Tanaman vanili sebaiknya dibudidayakan secara organik dengan memberikan pupuk kandang sapi atau kambing sebanyak 5-10 kg/pohon pada awal dan akhir musim penghujan. Apabila tidak dibudidayakan secara organik, pemupukan dapat ditambah dengan pupuk an oranik berupa pupuk daun maupun pupuk yang diberikan melalui tanah. Pupuk daun diberikan setiap 1-2 minggu sekali. Selama musim penghujan pupuk diberikan pada pagi hari dan sore hari pada saat udara cerah. Dosis pupuk daun yang diberikan 8-10 g/liter air tergantung kondisi tanaman. Pemupukan melalui tanah diberikan pada awal dan akhir musim penghujan. Pemberian pupuk dilakukan dengan disebar secara merata di daerah perakaran vanili kemudian ditutup dengan tanah. Dosis pupuk untuk tanaman berumur kurang dari dua tahun adalah 20-40 g urea, 35-70 g TSP dan 40-80 g K Cl per tahun. Untuk tanaman berumur lebih dari dua tahun adalah 40-80 g urea, 70-140 g TSP, dan 80-160 g KCl per tahun.
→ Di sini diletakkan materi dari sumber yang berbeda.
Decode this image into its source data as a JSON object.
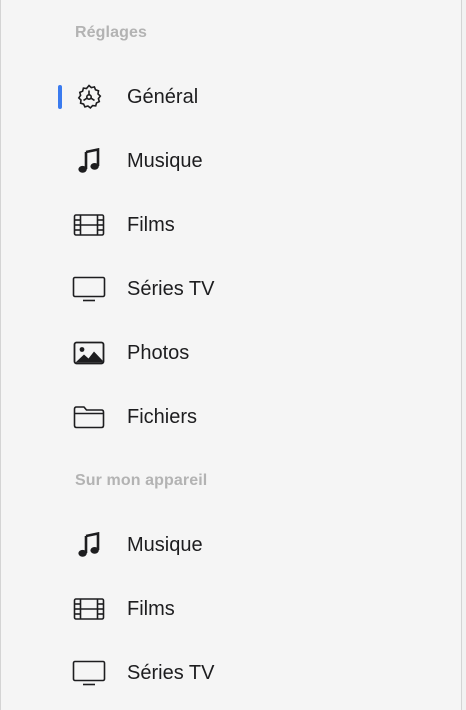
{
  "sidebar": {
    "settings": {
      "header": "Réglages",
      "items": [
        {
          "label": "Général",
          "icon": "gear-icon",
          "selected": true
        },
        {
          "label": "Musique",
          "icon": "music-note-icon",
          "selected": false
        },
        {
          "label": "Films",
          "icon": "film-icon",
          "selected": false
        },
        {
          "label": "Séries TV",
          "icon": "tv-icon",
          "selected": false
        },
        {
          "label": "Photos",
          "icon": "photo-icon",
          "selected": false
        },
        {
          "label": "Fichiers",
          "icon": "folder-icon",
          "selected": false
        }
      ]
    },
    "device": {
      "header": "Sur mon appareil",
      "items": [
        {
          "label": "Musique",
          "icon": "music-note-icon"
        },
        {
          "label": "Films",
          "icon": "film-icon"
        },
        {
          "label": "Séries TV",
          "icon": "tv-icon"
        }
      ]
    }
  },
  "colors": {
    "accent": "#3a7bef",
    "header_text": "#b3b3b3",
    "item_text": "#1d1d1f"
  }
}
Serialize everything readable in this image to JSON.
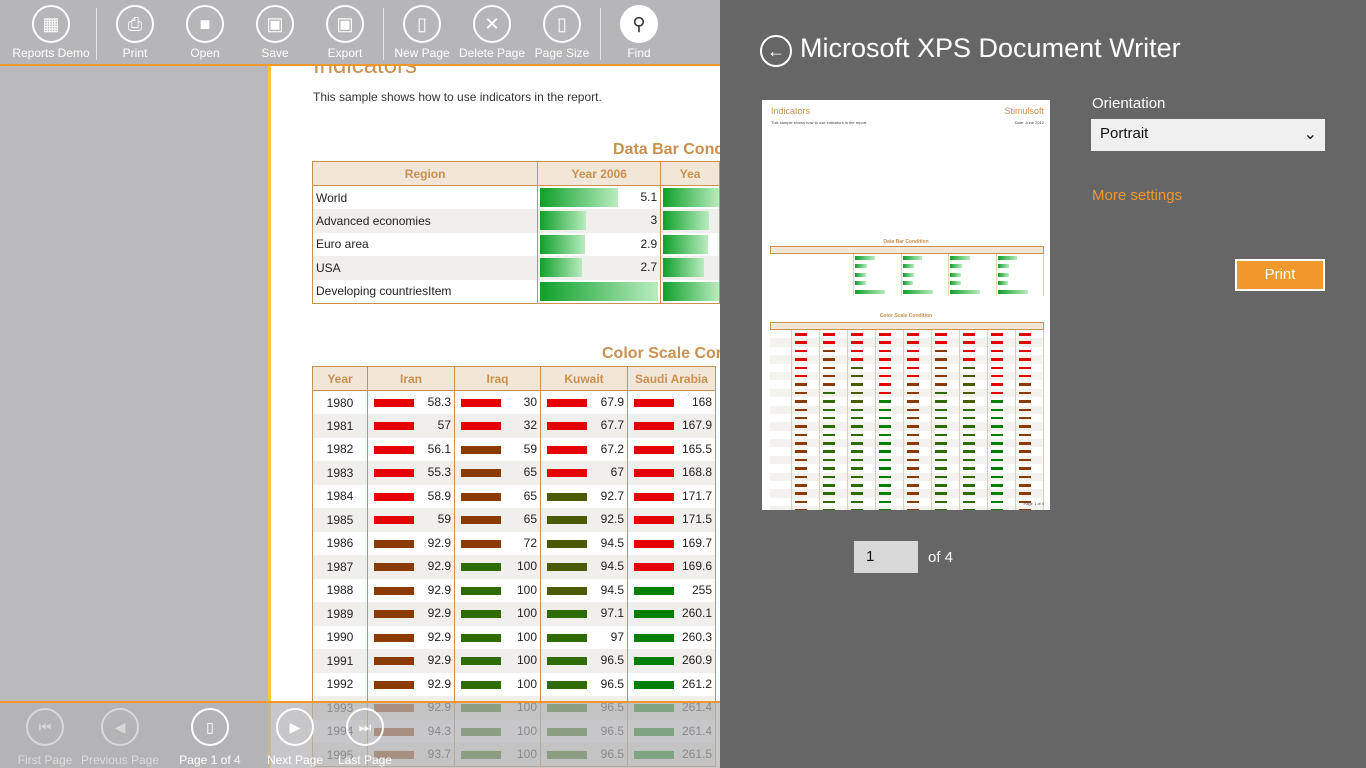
{
  "appbar": {
    "buttons": [
      {
        "label": "Reports Demo",
        "icon": "grid-icon"
      },
      {
        "label": "Print",
        "icon": "print-icon"
      },
      {
        "label": "Open",
        "icon": "folder-icon"
      },
      {
        "label": "Save",
        "icon": "save-icon"
      },
      {
        "label": "Export",
        "icon": "export-icon"
      },
      {
        "label": "New Page",
        "icon": "new-page-icon"
      },
      {
        "label": "Delete Page",
        "icon": "delete-page-icon"
      },
      {
        "label": "Page Size",
        "icon": "page-size-icon"
      },
      {
        "label": "Find",
        "icon": "search-icon"
      }
    ]
  },
  "report": {
    "title": "Indicators",
    "description": "This sample shows how to use indicators in the report.",
    "databar": {
      "title": "Data Bar Cond",
      "headers": [
        "Region",
        "Year 2006",
        "Yea"
      ],
      "rows": [
        {
          "region": "World",
          "value": "5.1",
          "fill": 0.66
        },
        {
          "region": "Advanced economies",
          "value": "3",
          "fill": 0.39
        },
        {
          "region": "Euro area",
          "value": "2.9",
          "fill": 0.38
        },
        {
          "region": "USA",
          "value": "2.7",
          "fill": 0.35
        },
        {
          "region": "Developing countriesItem",
          "value": "",
          "fill": 1.0
        }
      ]
    },
    "colorscale": {
      "title": "Color Scale Cor",
      "headers": [
        "Year",
        "Iran",
        "Iraq",
        "Kuwait",
        "Saudi Arabia"
      ],
      "rows": [
        {
          "year": "1980",
          "v": [
            "58.3",
            "30",
            "67.9",
            "168"
          ],
          "c": [
            "#e60000",
            "#e60000",
            "#e60000",
            "#e60000"
          ]
        },
        {
          "year": "1981",
          "v": [
            "57",
            "32",
            "67.7",
            "167.9"
          ],
          "c": [
            "#e60000",
            "#e60000",
            "#e60000",
            "#e60000"
          ]
        },
        {
          "year": "1982",
          "v": [
            "56.1",
            "59",
            "67.2",
            "165.5"
          ],
          "c": [
            "#e60000",
            "#8b3a00",
            "#e60000",
            "#e60000"
          ]
        },
        {
          "year": "1983",
          "v": [
            "55.3",
            "65",
            "67",
            "168.8"
          ],
          "c": [
            "#e60000",
            "#8b3a00",
            "#e60000",
            "#e60000"
          ]
        },
        {
          "year": "1984",
          "v": [
            "58.9",
            "65",
            "92.7",
            "171.7"
          ],
          "c": [
            "#e60000",
            "#8b3a00",
            "#4a5a00",
            "#e60000"
          ]
        },
        {
          "year": "1985",
          "v": [
            "59",
            "65",
            "92.5",
            "171.5"
          ],
          "c": [
            "#e60000",
            "#8b3a00",
            "#4a5a00",
            "#e60000"
          ]
        },
        {
          "year": "1986",
          "v": [
            "92.9",
            "72",
            "94.5",
            "169.7"
          ],
          "c": [
            "#8b3a00",
            "#8b3a00",
            "#4a5a00",
            "#e60000"
          ]
        },
        {
          "year": "1987",
          "v": [
            "92.9",
            "100",
            "94.5",
            "169.6"
          ],
          "c": [
            "#8b3a00",
            "#2e6b00",
            "#4a5a00",
            "#e60000"
          ]
        },
        {
          "year": "1988",
          "v": [
            "92.9",
            "100",
            "94.5",
            "255"
          ],
          "c": [
            "#8b3a00",
            "#2e6b00",
            "#4a5a00",
            "#008000"
          ]
        },
        {
          "year": "1989",
          "v": [
            "92.9",
            "100",
            "97.1",
            "260.1"
          ],
          "c": [
            "#8b3a00",
            "#2e6b00",
            "#2e6b00",
            "#008000"
          ]
        },
        {
          "year": "1990",
          "v": [
            "92.9",
            "100",
            "97",
            "260.3"
          ],
          "c": [
            "#8b3a00",
            "#2e6b00",
            "#2e6b00",
            "#008000"
          ]
        },
        {
          "year": "1991",
          "v": [
            "92.9",
            "100",
            "96.5",
            "260.9"
          ],
          "c": [
            "#8b3a00",
            "#2e6b00",
            "#2e6b00",
            "#008000"
          ]
        },
        {
          "year": "1992",
          "v": [
            "92.9",
            "100",
            "96.5",
            "261.2"
          ],
          "c": [
            "#8b3a00",
            "#2e6b00",
            "#2e6b00",
            "#008000"
          ]
        },
        {
          "year": "1993",
          "v": [
            "92.9",
            "100",
            "96.5",
            "261.4"
          ],
          "c": [
            "#8b3a00",
            "#2e6b00",
            "#2e6b00",
            "#008000"
          ]
        },
        {
          "year": "1994",
          "v": [
            "94.3",
            "100",
            "96.5",
            "261.4"
          ],
          "c": [
            "#8b3a00",
            "#2e6b00",
            "#2e6b00",
            "#008000"
          ]
        },
        {
          "year": "1995",
          "v": [
            "93.7",
            "100",
            "96.5",
            "261.5"
          ],
          "c": [
            "#8b3a00",
            "#2e6b00",
            "#2e6b00",
            "#008000"
          ]
        }
      ]
    }
  },
  "navbar": {
    "buttons": [
      {
        "label": "First Page",
        "icon": "first-page-icon",
        "enabled": false
      },
      {
        "label": "Previous Page",
        "icon": "previous-page-icon",
        "enabled": false
      },
      {
        "label": "Page 1 of 4",
        "icon": "page-icon",
        "enabled": true
      },
      {
        "label": "Next Page",
        "icon": "next-page-icon",
        "enabled": true
      },
      {
        "label": "Last Page",
        "icon": "last-page-icon",
        "enabled": true
      }
    ]
  },
  "flyout": {
    "title": "Microsoft XPS Document Writer",
    "orientation_label": "Orientation",
    "orientation_value": "Portrait",
    "more_settings": "More settings",
    "print_label": "Print",
    "page_value": "1",
    "page_of": "of 4",
    "preview": {
      "title": "Indicators",
      "brand": "Stimulsoft",
      "description": "This sample shows how to use indicators in the report.",
      "date": "Date: June 2012",
      "databar_title": "Data Bar Condition",
      "colorscale_title": "Color Scale Condition",
      "page_label": "Page 1 of 4"
    }
  },
  "colors": {
    "accent": "#f0982c",
    "report_header": "#c9904e",
    "flyout_bg": "#666666"
  }
}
Perbaikan Guludan dan Saluran Pembuangan Air

Ukuran guludan dipertahankan dengan cara mengikis tanah di sekitarnya dan membumbunkannya pada guludan. Selama melakukan kegiatan di kebun diusahakan tidak melukai tanaman vanili. Menjelang musim penghujan, saluran-saluran air pembuangan perlu diperbaiki agar air dapat mengalir dengan lancar sehingga kebun tidak tergenang.

Pemangkasan Pohon Pelindung/Panjatan

Pemangkasan pohon pelindung/panjatan dilakukan untuk mengatur kelembaban dan intensitas cahaya yang sesuai untuk vanili baik pada musim kemarau maupun musim penghujan. Disamping itu juga untuk memudahkan peredaran udara dan pemeliharaan tanaman.
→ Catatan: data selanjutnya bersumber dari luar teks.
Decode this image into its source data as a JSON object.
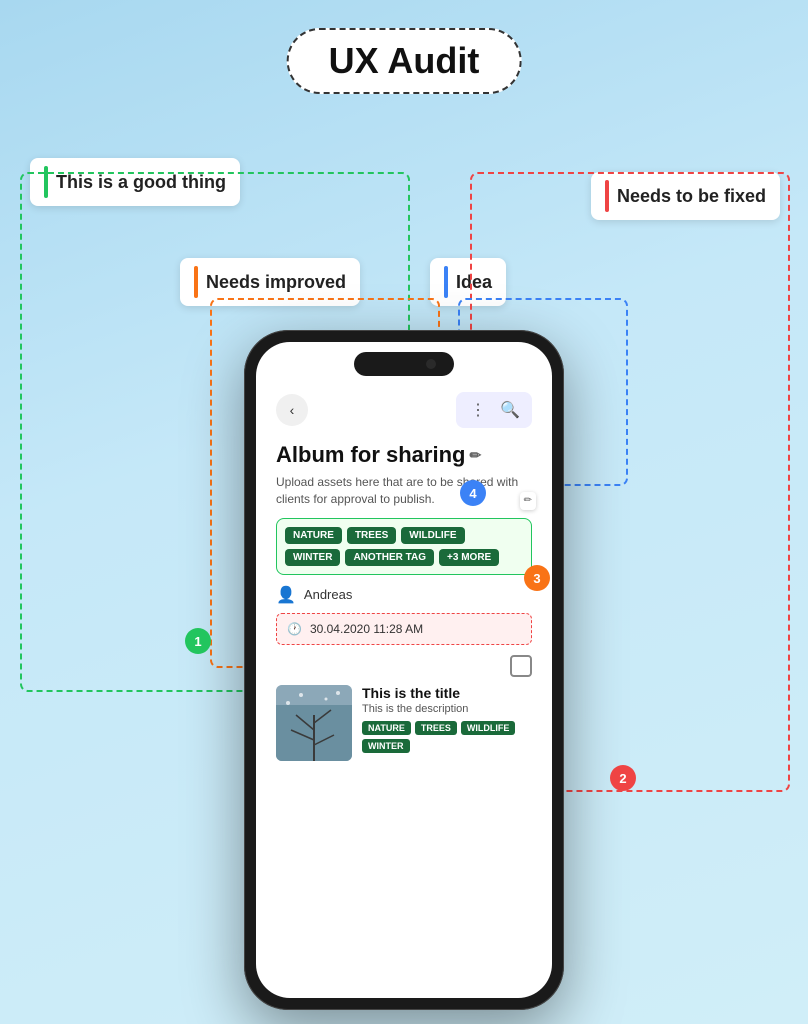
{
  "title": "UX Audit",
  "labels": {
    "good": "This is a good thing",
    "fix": "Needs to be fixed",
    "improve": "Needs improved",
    "idea": "Idea"
  },
  "colors": {
    "green": "#22c55e",
    "red": "#ef4444",
    "orange": "#f97316",
    "blue": "#3b82f6"
  },
  "badges": {
    "b1": "1",
    "b2": "2",
    "b3": "3",
    "b4": "4"
  },
  "phone": {
    "back_icon": "‹",
    "menu_icon": "⋮",
    "search_icon": "🔍",
    "album_title": "Album for sharing",
    "edit_icon": "✏",
    "description": "Upload assets here that are to be shared with clients for approval to publish.",
    "tags": [
      "NATURE",
      "TREES",
      "WILDLIFE",
      "WINTER",
      "ANOTHER TAG",
      "+3 MORE"
    ],
    "author": "Andreas",
    "date": "30.04.2020 11:28 AM",
    "media_title": "This is the title",
    "media_desc": "This is the description",
    "media_tags": [
      "NATURE",
      "TREES",
      "WILDLIFE",
      "WINTER"
    ]
  }
}
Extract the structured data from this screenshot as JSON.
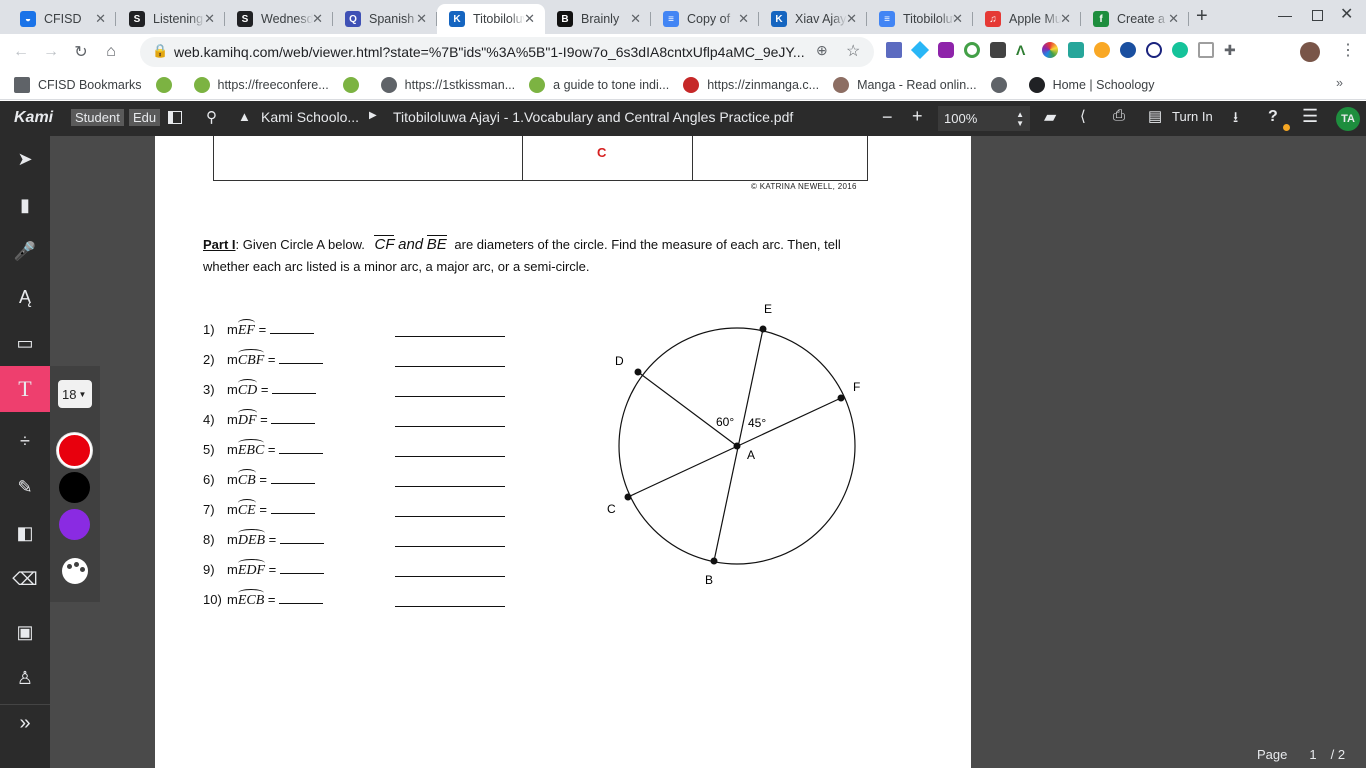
{
  "tabs": [
    {
      "label": "CFISD",
      "color": "#1a73e8",
      "glyph": "◒"
    },
    {
      "label": "Listening",
      "color": "#202124",
      "glyph": "S"
    },
    {
      "label": "Wednesday",
      "color": "#202124",
      "glyph": "S"
    },
    {
      "label": "Spanish",
      "color": "#3f51b5",
      "glyph": "Q"
    },
    {
      "label": "Titobiloluwa",
      "color": "#1565c0",
      "glyph": "K"
    },
    {
      "label": "Brainly",
      "color": "#111111",
      "glyph": "B"
    },
    {
      "label": "Copy of",
      "color": "#4285f4",
      "glyph": "≡"
    },
    {
      "label": "Xiav Ajayi",
      "color": "#1565c0",
      "glyph": "K"
    },
    {
      "label": "Titobiloluwa",
      "color": "#4285f4",
      "glyph": "≡"
    },
    {
      "label": "Apple Music",
      "color": "#e53935",
      "glyph": "♫"
    },
    {
      "label": "Create a",
      "color": "#1e8e3e",
      "glyph": "f"
    }
  ],
  "address": "web.kamihq.com/web/viewer.html?state=%7B\"ids\"%3A%5B\"1-I9ow7o_6s3dIA8cntxUflp4aMC_9eJY...",
  "bookmarks": [
    {
      "label": "CFISD Bookmarks",
      "color": "#5f6368"
    },
    {
      "label": "",
      "color": "#7cb342"
    },
    {
      "label": "https://freeconfere...",
      "color": "#7cb342"
    },
    {
      "label": "",
      "color": "#7cb342"
    },
    {
      "label": "https://1stkissman...",
      "color": "#5f6368"
    },
    {
      "label": "a guide to tone indi...",
      "color": "#7cb342"
    },
    {
      "label": "https://zinmanga.c...",
      "color": "#c62828"
    },
    {
      "label": "Manga - Read onlin...",
      "color": "#8d6e63"
    },
    {
      "label": "",
      "color": "#5f6368"
    },
    {
      "label": "Home | Schoology",
      "color": "#202124"
    }
  ],
  "kami": {
    "logo": "Kami",
    "student": "Student",
    "edu": "Edu",
    "breadcrumb_folder": "Kami Schoolo...",
    "doc_title": "Titobiloluwa Ajayi - 1.Vocabulary and Central Angles Practice.pdf",
    "zoom": "100%",
    "turn_in": "Turn In",
    "avatar": "TA",
    "font_size": "18",
    "colors": [
      "#e8000d",
      "#000000",
      "#8a2be2"
    ],
    "page_label": "Page",
    "page_current": "1",
    "page_total": "/ 2"
  },
  "worksheet": {
    "table_cell": "C",
    "copyright": "© KATRINA NEWELL, 2016",
    "part_label": "Part I",
    "instructions_a": ":  Given Circle A below.",
    "diam1": "CF",
    "diam_and": "and",
    "diam2": "BE",
    "instructions_b": "are diameters of the circle.  Find the measure of each arc.  Then, tell",
    "instructions_c": "whether each arc listed is a minor arc, a major arc, or a semi-circle.",
    "questions": [
      {
        "num": "1)",
        "arc": "EF"
      },
      {
        "num": "2)",
        "arc": "CBF"
      },
      {
        "num": "3)",
        "arc": "CD"
      },
      {
        "num": "4)",
        "arc": "DF"
      },
      {
        "num": "5)",
        "arc": "EBC"
      },
      {
        "num": "6)",
        "arc": "CB"
      },
      {
        "num": "7)",
        "arc": "CE"
      },
      {
        "num": "8)",
        "arc": "DEB"
      },
      {
        "num": "9)",
        "arc": "EDF"
      },
      {
        "num": "10)",
        "arc": "ECB"
      }
    ],
    "diagram": {
      "points": {
        "E": "E",
        "D": "D",
        "F": "F",
        "A": "A",
        "C": "C",
        "B": "B"
      },
      "angle1": "60°",
      "angle2": "45°"
    }
  }
}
Pemangkasan pohon pelindung/panjatan ada dua cara yaitu pangkasan bentuk dan pangkasan rutin. Pangkasan bentuk dilakukan setinggi dua meter di atas permukaan tanah sehingga terjadi percabangan melebar setinggi dua meter untuk melengkungkan atau mengkaitkan batang vanili. Daun-daun hasil pangkasan pohon panjat setelah kering dapat digunakan sebagai mulsa. 
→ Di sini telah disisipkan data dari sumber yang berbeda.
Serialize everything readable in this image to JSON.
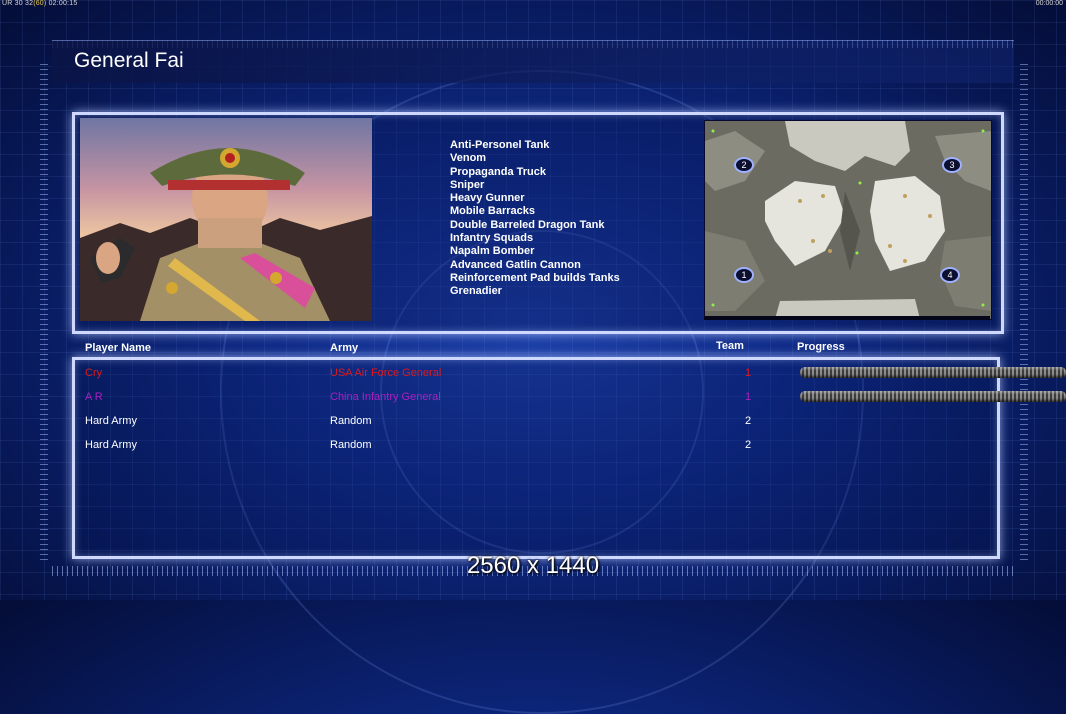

Pemangkasan pengaturan/pangkasan rutin dimaksudkan untuk mengatur masuknya sinar matahari ke dalam kebun sebesar 50% intensitas matahari dari luar. Pemangkasan dilakukan 20 cm di atas lengkungan batang vanili dan dipangkas setengah dari seluruh pohon pelindung dengan selang-seling selang satu baris. Pemangkasan ini dilakukan mulai awal musim hujan dengan interval /kisaran 3-4 bulan sekali. Lakukan juga pemangkasan ranting di akhir musim hujan bila pertumbuhannya terlalu rimbun (lebat).

Pemangkasan Tanaman vanili.

Pemangkasan bentuk: Potonglah 15 cm bagian ujung tanaman vanili yang dilengkungkan dan sisakan tiga cabang yang baik untuk dipelihara.

Pemangkasan produksi: Tanaman vanili pada umumnya mulai berbunga pada umur 24-36 bulan setelah tanam, namun keluarnya bunga ini perlu dirangsang terlebih dahulu dengan cara pemangkasan. Potonglah 2-3 ruas pucuk tanaman menjelang musim berbuga (2-4 bulan sebelumnya) dan lakukan juga pemotongan pucuk setelah berbunga untuk menyempurnakan pembuahan. 

Pemangkasan Peremajaan: Dilakukan segera setelah tanaman selesai dipanen, yaitu dengan memotong cabang-cabang yang telah selesai berbuah untuk merangsang keluarnya tunas baru. Dengan demikian tanaman menjadi remaja dan berpotensi kembali.

Sumber :

Pedoman Teknis Budidaya Vanili. Departemen Pertanian, Direktorat Jenderal Perkebunan. Jakarta. 2008.

Petunjuk Teknis Budidaya Panili, Departemen Pertanian, Direktorat Jenderal Perkebunan. Jakarta, Desember 1997.